Fábio Faria

Personal information
- Full name: Fábio do Passo Faria
- Date of birth: 24 April 1989 (age 36)
- Place of birth: Vila do Conde, Portugal
- Height: 1.86 m (6 ft 1 in)
- Position: Centre-back

Youth career
- 2002–2005: Porto
- 2004–2005: → Padroense (loan)
- 2005–2007: Rio Ave

Senior career*
- Years: Team / Apps / (Gls)
- 2007–2010: Rio Ave / 29 / (1)
- 2010–2013: Benfica / 0 / (0)
- 2011: → Valladolid (loan) / 4 / (0)
- 2011–2012: → Paços Ferreira (loan) / 7 / (0)
- 2012: → Rio Ave (loan) / 0 / (0)
- Total:  / 40 / (1)

International career
- 2007–2008: Portugal U19 / 4 / (0)
- 2009–2010: Portugal U21 / 10 / (0)

= Fábio Faria (footballer) =

Portuguese footballer

Fábio do Passo Faria (born 24 April 1989) is a Portuguese former professional footballer who played as a central defender.

==Club career==
Born in Vila do Conde, Faria finished his development at his hometown club Rio Ave FC, having arrived aged 16 from FC Porto. In 2007, with the side in the Segunda Liga, he was promoted to the first team, appearing in two games as they returned to the Primeira Liga.

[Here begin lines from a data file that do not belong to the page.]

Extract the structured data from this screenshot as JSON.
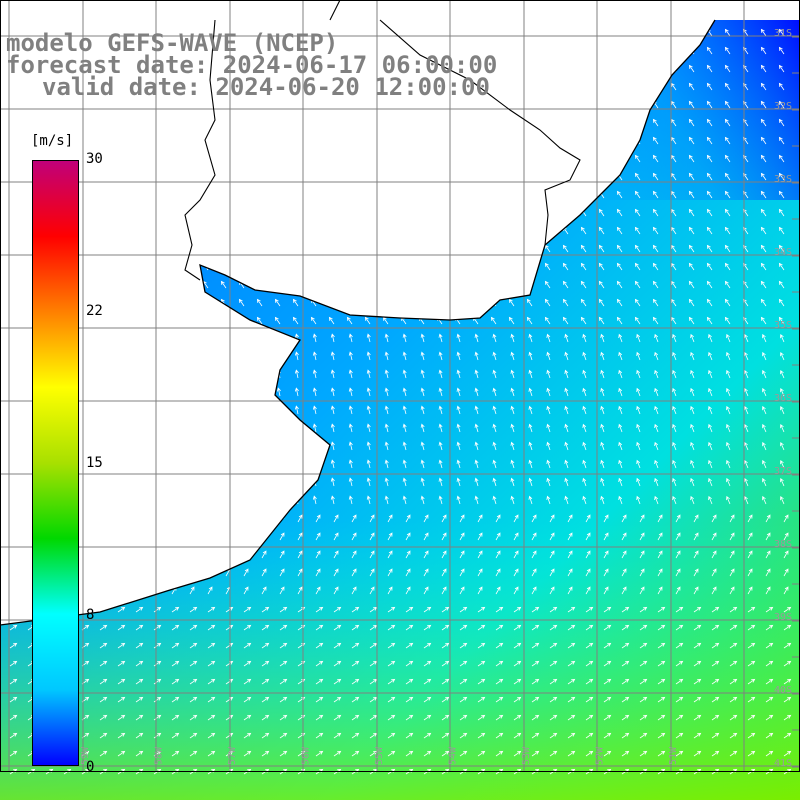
{
  "title": {
    "line1": "modelo GEFS-WAVE (NCEP)",
    "line2": "forecast date: 2024-06-17 06:00:00",
    "line3": "valid date: 2024-06-20 12:00:00"
  },
  "colorbar": {
    "units": "[m/s]",
    "min": 0,
    "max": 30,
    "ticks": [
      "30",
      "22",
      "15",
      "8",
      "0"
    ],
    "gradient_colors": [
      "#0000ff",
      "#00c8ff",
      "#00ffff",
      "#00d800",
      "#a8e000",
      "#ffff00",
      "#ff8000",
      "#ff0000",
      "#c0007a"
    ]
  },
  "map": {
    "field": "wind speed and direction",
    "land_color": "#ffffff",
    "coast_color": "#000000",
    "grid_color": "#808080",
    "latitude_labels": [
      "31S",
      "32S",
      "33S",
      "34S",
      "35S",
      "36S",
      "37S",
      "38S",
      "39S",
      "40S",
      "41S"
    ],
    "longitude_labels": [
      "59W",
      "58W",
      "57W",
      "56W",
      "55W",
      "54W",
      "53W",
      "52W",
      "51W"
    ],
    "arrows": "white wind direction arrows at each ocean grid cell"
  }
}
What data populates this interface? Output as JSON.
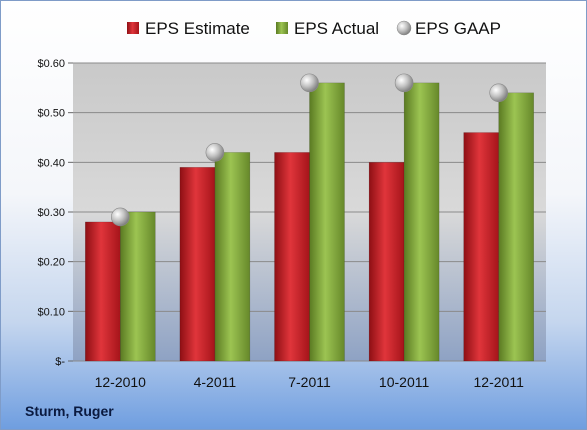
{
  "chart_data": {
    "type": "bar",
    "categories": [
      "12-2010",
      "4-2011",
      "7-2011",
      "10-2011",
      "12-2011"
    ],
    "series": [
      {
        "name": "EPS Estimate",
        "type": "bar",
        "color": "#c8202a",
        "values": [
          0.28,
          0.39,
          0.42,
          0.4,
          0.46
        ]
      },
      {
        "name": "EPS Actual",
        "type": "bar",
        "color": "#7ea43a",
        "values": [
          0.3,
          0.42,
          0.56,
          0.56,
          0.54
        ]
      },
      {
        "name": "EPS GAAP",
        "type": "marker",
        "color": "#b8b8b8",
        "values": [
          0.29,
          0.42,
          0.56,
          0.56,
          0.54
        ]
      }
    ],
    "y_ticks": [
      "$-",
      "$0.10",
      "$0.20",
      "$0.30",
      "$0.40",
      "$0.50",
      "$0.60"
    ],
    "ylim": [
      0,
      0.6
    ],
    "grid": true,
    "legend_position": "top",
    "footer_label": "Sturm, Ruger"
  }
}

After almost no competitive appearances in the 2008–09 season, Faria became an undisputed starter the following campaign – 27 matches, one goal, partnering veteran Gaspar as the team retained their league status – and was also called up to the Portugal under-21s for the first time. In December 2009, his solid performances earned him a transfer to S.L. Benfica on a four-year contract for an estimated fee of €2 million, effective for 2010–11.

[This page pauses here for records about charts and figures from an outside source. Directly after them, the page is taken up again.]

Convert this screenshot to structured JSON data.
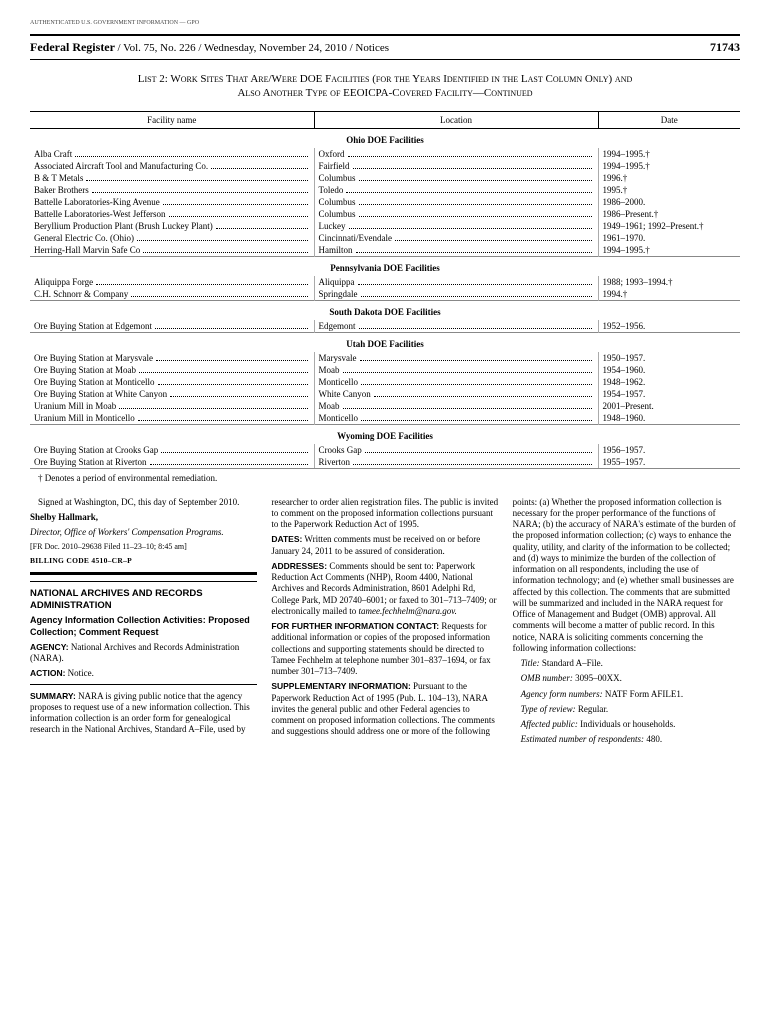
{
  "auth_mark": "AUTHENTICATED U.S. GOVERNMENT INFORMATION — GPO",
  "header": {
    "title": "Federal Register",
    "meta": "/ Vol. 75, No. 226 / Wednesday, November 24, 2010 / Notices",
    "page": "71743"
  },
  "list_title_l1": "List 2: Work Sites That Are/Were DOE Facilities (for the Years Identified in the Last Column Only) and",
  "list_title_l2": "Also Another Type of EEOICPA-Covered Facility—Continued",
  "columns": [
    "Facility name",
    "Location",
    "Date"
  ],
  "sections": [
    {
      "title": "Ohio DOE Facilities",
      "rows": [
        [
          "Alba Craft",
          "Oxford",
          "1994–1995.†"
        ],
        [
          "Associated Aircraft Tool and Manufacturing Co.",
          "Fairfield",
          "1994–1995.†"
        ],
        [
          "B & T Metals",
          "Columbus",
          "1996.†"
        ],
        [
          "Baker Brothers",
          "Toledo",
          "1995.†"
        ],
        [
          "Battelle Laboratories-King Avenue",
          "Columbus",
          "1986–2000."
        ],
        [
          "Battelle Laboratories-West Jefferson",
          "Columbus",
          "1986–Present.†"
        ],
        [
          "Beryllium Production Plant (Brush Luckey Plant)",
          "Luckey",
          "1949–1961; 1992–Present.†"
        ],
        [
          "General Electric Co. (Ohio)",
          "Cincinnati/Evendale",
          "1961–1970."
        ],
        [
          "Herring-Hall Marvin Safe Co",
          "Hamilton",
          "1994–1995.†"
        ]
      ]
    },
    {
      "title": "Pennsylvania DOE Facilities",
      "rows": [
        [
          "Aliquippa Forge",
          "Aliquippa",
          "1988; 1993–1994.†"
        ],
        [
          "C.H. Schnorr & Company",
          "Springdale",
          "1994.†"
        ]
      ]
    },
    {
      "title": "South Dakota DOE Facilities",
      "rows": [
        [
          "Ore Buying Station at Edgemont",
          "Edgemont",
          "1952–1956."
        ]
      ]
    },
    {
      "title": "Utah DOE Facilities",
      "rows": [
        [
          "Ore Buying Station at Marysvale",
          "Marysvale",
          "1950–1957."
        ],
        [
          "Ore Buying Station at Moab",
          "Moab",
          "1954–1960."
        ],
        [
          "Ore Buying Station at Monticello",
          "Monticello",
          "1948–1962."
        ],
        [
          "Ore Buying Station at White Canyon",
          "White Canyon",
          "1954–1957."
        ],
        [
          "Uranium Mill in Moab",
          "Moab",
          "2001–Present."
        ],
        [
          "Uranium Mill in Monticello",
          "Monticello",
          "1948–1960."
        ]
      ]
    },
    {
      "title": "Wyoming DOE Facilities",
      "rows": [
        [
          "Ore Buying Station at Crooks Gap",
          "Crooks Gap",
          "1956–1957."
        ],
        [
          "Ore Buying Station at Riverton",
          "Riverton",
          "1955–1957."
        ]
      ]
    }
  ],
  "footnote": "† Denotes a period of environmental remediation.",
  "body": {
    "sig_intro": "Signed at Washington, DC, this day of September 2010.",
    "sig_name": "Shelby Hallmark,",
    "sig_title": "Director, Office of Workers' Compensation Programs.",
    "fr_doc": "[FR Doc. 2010–29638 Filed 11–23–10; 8:45 am]",
    "billing": "BILLING CODE 4510–CR–P",
    "agency": "NATIONAL ARCHIVES AND RECORDS ADMINISTRATION",
    "notice_sub": "Agency Information Collection Activities: Proposed Collection; Comment Request",
    "agency_label": "AGENCY:",
    "agency_text": " National Archives and Records Administration (NARA).",
    "action_label": "ACTION:",
    "action_text": " Notice.",
    "summary_label": "SUMMARY:",
    "summary_text": " NARA is giving public notice that the agency proposes to request use of a new information collection. This information collection is an order form for genealogical research in the National Archives, Standard A–File, used by researcher to order alien registration files. The public is invited to comment on the proposed information collections pursuant to the Paperwork Reduction Act of 1995.",
    "dates_label": "DATES:",
    "dates_text": " Written comments must be received on or before January 24, 2011 to be assured of consideration.",
    "addresses_label": "ADDRESSES:",
    "addresses_text": " Comments should be sent to: Paperwork Reduction Act Comments (NHP), Room 4400, National Archives and Records Administration, 8601 Adelphi Rd, College Park, MD 20740–6001; or faxed to 301–713–7409; or electronically mailed to ",
    "addresses_email": "tamee.fechhelm@nara.gov.",
    "contact_label": "FOR FURTHER INFORMATION CONTACT:",
    "contact_text": " Requests for additional information or copies of the proposed information collections and supporting statements should be directed to Tamee Fechhelm at telephone number 301–837–1694, or fax number 301–713–7409.",
    "supp_label": "SUPPLEMENTARY INFORMATION:",
    "supp_text": " Pursuant to the Paperwork Reduction Act of 1995 (Pub. L. 104–13), NARA invites the general public and other Federal agencies to comment on proposed information collections. The comments and suggestions should address one or more of the following points: (a) Whether the proposed information collection is necessary for the proper performance of the functions of NARA; (b) the accuracy of NARA's estimate of the burden of the proposed information collection; (c) ways to enhance the quality, utility, and clarity of the information to be collected; and (d) ways to minimize the burden of the collection of information on all respondents, including the use of information technology; and (e) whether small businesses are affected by this collection. The comments that are submitted will be summarized and included in the NARA request for Office of Management and Budget (OMB) approval. All comments will become a matter of public record. In this notice, NARA is soliciting comments concerning the following information collections:",
    "title_label": "Title:",
    "title_text": " Standard A–File.",
    "omb_label": "OMB number:",
    "omb_text": " 3095–00XX.",
    "form_label": "Agency form numbers:",
    "form_text": " NATF Form AFILE1.",
    "review_label": "Type of review:",
    "review_text": " Regular.",
    "public_label": "Affected public:",
    "public_text": " Individuals or households.",
    "resp_label": "Estimated number of respondents:",
    "resp_text": " 480."
  }
}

Faria only featured once during his spell at the Estádio da Luz, 45 minutes in a 2–0 home win against C.S. Marítimo in the group stage of the Taça da Liga where he played as a left-back. In January 2011, he was loaned to Real Valladolid of the Spanish Segunda División until June.

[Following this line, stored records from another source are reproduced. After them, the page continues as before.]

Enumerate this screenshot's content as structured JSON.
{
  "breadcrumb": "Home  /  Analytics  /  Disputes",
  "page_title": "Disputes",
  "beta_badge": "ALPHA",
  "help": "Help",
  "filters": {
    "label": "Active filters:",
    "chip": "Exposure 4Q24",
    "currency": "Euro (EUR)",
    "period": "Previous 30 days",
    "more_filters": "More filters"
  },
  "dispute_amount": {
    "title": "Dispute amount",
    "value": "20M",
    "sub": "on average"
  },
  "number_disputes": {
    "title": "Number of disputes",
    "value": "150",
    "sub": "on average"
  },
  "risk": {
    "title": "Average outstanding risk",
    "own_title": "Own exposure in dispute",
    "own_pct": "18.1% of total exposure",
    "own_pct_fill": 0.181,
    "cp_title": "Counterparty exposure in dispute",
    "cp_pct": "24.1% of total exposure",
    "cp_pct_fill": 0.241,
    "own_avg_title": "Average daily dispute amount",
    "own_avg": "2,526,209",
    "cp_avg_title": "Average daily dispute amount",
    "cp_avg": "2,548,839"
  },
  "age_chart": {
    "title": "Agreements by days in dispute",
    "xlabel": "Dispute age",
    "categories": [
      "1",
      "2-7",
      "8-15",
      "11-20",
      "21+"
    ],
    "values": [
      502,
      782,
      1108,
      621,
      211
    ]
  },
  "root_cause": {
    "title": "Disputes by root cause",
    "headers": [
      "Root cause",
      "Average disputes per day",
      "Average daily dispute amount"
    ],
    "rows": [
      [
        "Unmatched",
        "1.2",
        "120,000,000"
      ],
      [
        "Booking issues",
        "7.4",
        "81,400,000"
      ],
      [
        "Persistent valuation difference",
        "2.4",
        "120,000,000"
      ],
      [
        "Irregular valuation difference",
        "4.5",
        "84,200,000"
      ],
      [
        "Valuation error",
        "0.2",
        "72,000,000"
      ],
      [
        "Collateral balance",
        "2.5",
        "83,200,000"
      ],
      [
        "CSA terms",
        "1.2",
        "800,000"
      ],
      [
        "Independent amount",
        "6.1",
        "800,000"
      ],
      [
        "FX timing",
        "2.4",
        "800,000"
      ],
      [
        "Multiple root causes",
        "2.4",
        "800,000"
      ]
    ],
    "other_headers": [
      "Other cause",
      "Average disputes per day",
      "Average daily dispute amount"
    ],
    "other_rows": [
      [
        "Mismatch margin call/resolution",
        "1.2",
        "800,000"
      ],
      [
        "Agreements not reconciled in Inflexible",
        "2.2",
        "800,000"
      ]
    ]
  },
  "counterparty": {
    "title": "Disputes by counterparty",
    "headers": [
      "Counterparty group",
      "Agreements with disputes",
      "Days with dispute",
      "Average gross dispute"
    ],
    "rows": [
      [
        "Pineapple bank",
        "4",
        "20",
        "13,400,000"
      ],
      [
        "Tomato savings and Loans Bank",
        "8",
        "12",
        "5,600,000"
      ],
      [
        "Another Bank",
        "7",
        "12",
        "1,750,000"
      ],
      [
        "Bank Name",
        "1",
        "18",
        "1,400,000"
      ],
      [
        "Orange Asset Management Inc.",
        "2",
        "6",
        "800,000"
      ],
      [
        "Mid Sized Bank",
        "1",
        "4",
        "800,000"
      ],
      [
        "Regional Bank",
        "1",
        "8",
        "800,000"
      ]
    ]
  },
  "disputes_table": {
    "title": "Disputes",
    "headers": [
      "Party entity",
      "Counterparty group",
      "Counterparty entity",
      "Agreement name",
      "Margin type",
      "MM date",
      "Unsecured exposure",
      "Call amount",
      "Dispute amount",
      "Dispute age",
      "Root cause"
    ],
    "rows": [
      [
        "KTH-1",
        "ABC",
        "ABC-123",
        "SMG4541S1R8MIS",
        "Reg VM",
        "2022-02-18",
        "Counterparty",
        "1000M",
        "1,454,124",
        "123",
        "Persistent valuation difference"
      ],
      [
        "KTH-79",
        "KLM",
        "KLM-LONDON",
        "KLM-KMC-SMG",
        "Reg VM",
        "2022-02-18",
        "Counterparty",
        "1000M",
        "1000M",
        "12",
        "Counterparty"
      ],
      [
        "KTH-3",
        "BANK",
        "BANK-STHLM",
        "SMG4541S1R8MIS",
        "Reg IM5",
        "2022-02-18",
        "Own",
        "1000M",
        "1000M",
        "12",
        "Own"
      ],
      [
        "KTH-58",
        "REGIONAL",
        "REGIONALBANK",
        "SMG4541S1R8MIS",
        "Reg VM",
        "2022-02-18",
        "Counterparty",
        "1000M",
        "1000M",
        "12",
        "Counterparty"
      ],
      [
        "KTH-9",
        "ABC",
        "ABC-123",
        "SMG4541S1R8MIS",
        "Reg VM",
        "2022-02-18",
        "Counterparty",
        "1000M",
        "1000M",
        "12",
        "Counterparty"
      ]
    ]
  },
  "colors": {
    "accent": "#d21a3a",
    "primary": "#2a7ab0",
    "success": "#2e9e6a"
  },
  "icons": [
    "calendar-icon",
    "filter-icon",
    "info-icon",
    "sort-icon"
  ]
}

Still owned by Benfica, Faria split the 2011–12 season with F.C. Paços de Ferreira and former club Rio Ave. With the latter, after a game against Moreirense F.C. in the League Cup, he felt indisposed and had to be taken to hospital with a heart condition, which put his career on hold for several months; his retirement was completed in March 2013, at the age of only 23.

==Personal life==
Faria's father, Francisco (born 22 October 1964), was also a footballer. A striker, he also started his career at Rio Ave, and went on to play professionally for 13 years in representation of seven teams (notably C.F. Os Belenenses), amassing top-division totals of 199 games and 62 goals.